5 Data I: Collecting, Organizing, Creating

5.1 Goals

Getting to know the basics of working with data: collecting, creating, organizing.

5.2 Software

  • R
  • OCR Engines (https://www.onlineocr.net/)
    • OCR can also be done directly in R (requires Tesseract installed)
  • Excel, Google Spreadsheets, or any other alternative

5.3 In Class I: Theoretical and Conceptual

5.3.1 Ways of obtaining data

  1. Reusing already produced data
    • One may require to mold data into a more fitting structure.
  2. Creating one’s own dataset
  3. Digitizing data from printed and/or hand-written sources

5.3.2 Main format

  • Relational databases or Tables/Spreadsheets (tabular data)?
    • Tabular format: tables; spreadsheets; CSV/TSV files.
  • Unique identifiers:
    • tables with different data can be connected via unique identifiers
    • Note: A relational database (rDB) is a collection of interconnected tables. Tables in an rDB are connected with each other via unique identifiers which are usually automatically created by the database itself when new data is added.
    • One can maintain interconnected tables without creating a rDB: Open Linked Data
      • Example: Table of the growth of cities. One table includes information on population over time; Another table includes coordinates of the cities from the dataset. It is more efficient and practical (reducing error rate from typos) to work on these tables separately, and connect them via unique identifiers of cities which are used in both tables.

5.3.2.1 Note on the CSV/TSV format

CSV stands for comma-separated values; TSV — for tab-separated values.

Below is an examples of a CSV format. Here, the first line is the header, which provides the names of columns; each line is a row, while columns are separated with , commas.

city,growth_from_2000_to_2013,latitude,longitude,population,rank,state
New York,4.8%,40.7127837,-74.0059413,8405837,1,New York
Los Angeles,4.8%,34.0522342,-118.2436849,3884307,2,California
Chicago,-6.1%,41.8781136,-87.6297982,2718782,3,Illinois
Houston,11.0%,29.7604267,-95.3698028,2195914,4,Texas
Philadelphia,2.6%,39.9525839,-75.1652215,1553165,5,Pennsylvania

TSV is a better option than a CSV, since TAB characters (\t) are very unlikely to appear in values.

Neither TSV not CSV are good for preserving new line characters (\n)—or, in other words, text split into multiple lines/paragraphs. As a workaround, one can convert \n into some unlikely-to-occur character combination (for example, ;;;), which would be easy to restore into \n later, if necessary.

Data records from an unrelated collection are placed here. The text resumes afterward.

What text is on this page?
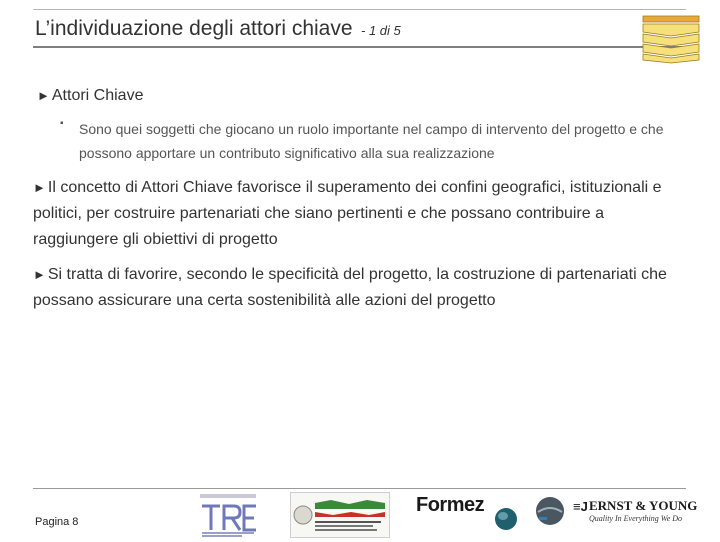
L’individuazione degli attori chiave - 1 di 5
► Attori Chiave
▪ Sono quei soggetti che giocano un ruolo importante nel campo di intervento del progetto e che possono apportare un contributo significativo alla sua realizzazione
► Il concetto di Attori Chiave favorisce il superamento dei confini geografici, istituzionali e politici, per costruire partenariati che siano pertinenti e che possano contribuire a raggiungere gli obiettivi di progetto
► Si tratta di favorire, secondo le specificità del progetto, la costruzione di partenariati che possano assicurare una certa sostenibilità alle azioni del progetto
Pagina 8
Formez	≡J ERNST & YOUNG
Quality In Everything We Do
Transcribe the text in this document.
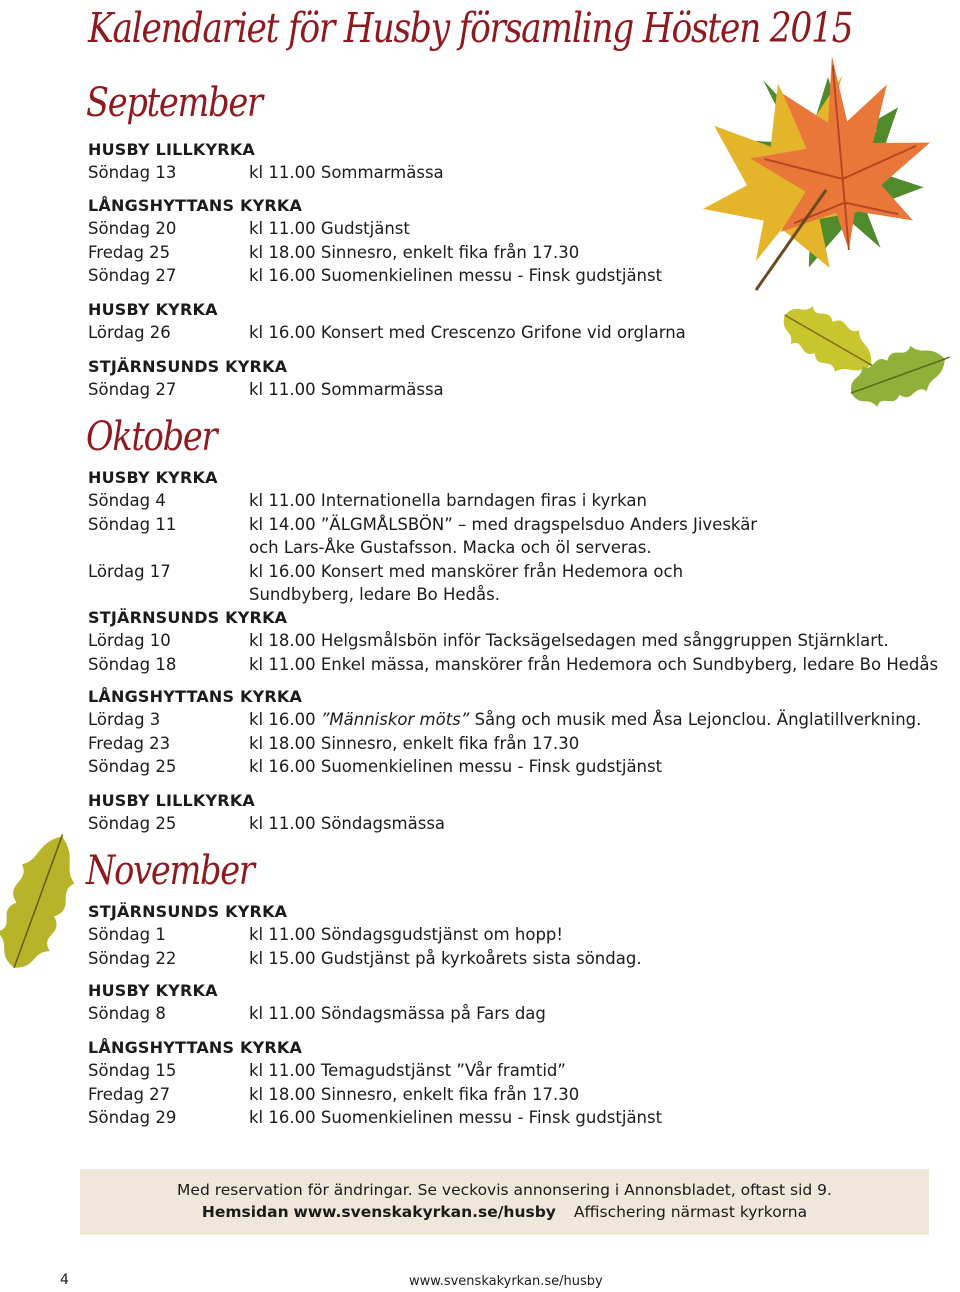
Kalendariet för Husby församling Hösten 2015
September
HUSBY LILLKYRKA
Söndag 13	kl 11.00 Sommarmässa
LÅNGSHYTTANS KYRKA
Söndag 20	kl 11.00 Gudstjänst
Fredag 25	kl 18.00 Sinnesro, enkelt fika från 17.30
Söndag 27	kl 16.00 Suomenkielinen messu - Finsk gudstjänst
HUSBY KYRKA
Lördag 26	kl 16.00 Konsert med Crescenzo Grifone vid orglarna
STJÄRNSUNDS KYRKA
Söndag 27	kl 11.00 Sommarmässa
Oktober
HUSBY KYRKA
Söndag 4	kl 11.00 Internationella barndagen firas i kyrkan
Söndag 11	kl 14.00 ”ÄLGMÅLSBÖN” – med dragspelsduo Anders Jiveskär
och Lars-Åke Gustafsson. Macka och öl serveras.
Lördag 17	kl 16.00 Konsert med manskörer från Hedemora och
Sundbyberg, ledare Bo Hedås.
STJÄRNSUNDS KYRKA
Lördag 10	kl 18.00 Helgsmålsbön inför Tacksägelsedagen med sånggruppen Stjärnklart.
Söndag 18	kl 11.00 Enkel mässa, manskörer från Hedemora och Sundbyberg, ledare Bo Hedås
LÅNGSHYTTANS KYRKA
Lördag 3	kl 16.00 ”Människor möts” Sång och musik med Åsa Lejonclou. Änglatillverkning.
Fredag 23	kl 18.00 Sinnesro, enkelt fika från 17.30
Söndag 25	kl 16.00 Suomenkielinen messu - Finsk gudstjänst
HUSBY LILLKYRKA
Söndag 25	kl 11.00 Söndagsmässa
November
STJÄRNSUNDS KYRKA
Söndag 1	kl 11.00 Söndagsgudstjänst om hopp!
Söndag 22	kl 15.00 Gudstjänst på kyrkoårets sista söndag.
HUSBY KYRKA
Söndag 8	kl 11.00 Söndagsmässa på Fars dag
LÅNGSHYTTANS KYRKA
Söndag 15	kl 11.00 Temagudstjänst ”Vår framtid”
Fredag 27	kl 18.00 Sinnesro, enkelt fika från 17.30
Söndag 29	kl 16.00 Suomenkielinen messu - Finsk gudstjänst
Med reservation för ändringar. Se veckovis annonsering i Annonsbladet, oftast sid 9.
Hemsidan www.svenskakyrkan.se/husby Affischering närmast kyrkorna
4	www.svenskakyrkan.se/husby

5.3.3 Basic principles of organizing data: Tidy Data

5.3.3.1 Tidy Data

  • Each variable is in its own column
  • Each observation is in its own row
  • Each value is in its own cell

5.3.3.2 Clean Data

  • Column names and row names are easy to use and informative. In general, it is a good practice to avoid spaces and special characters.
    • Good example: western_cities
    • Alternative good example: WesternCities
    • Bad example: Western Cities (only the largest)
  • Obvious mistakes in the data have been removed
    • Date format: YYYY-MM-DD is the most reliable format. Any thoughts why?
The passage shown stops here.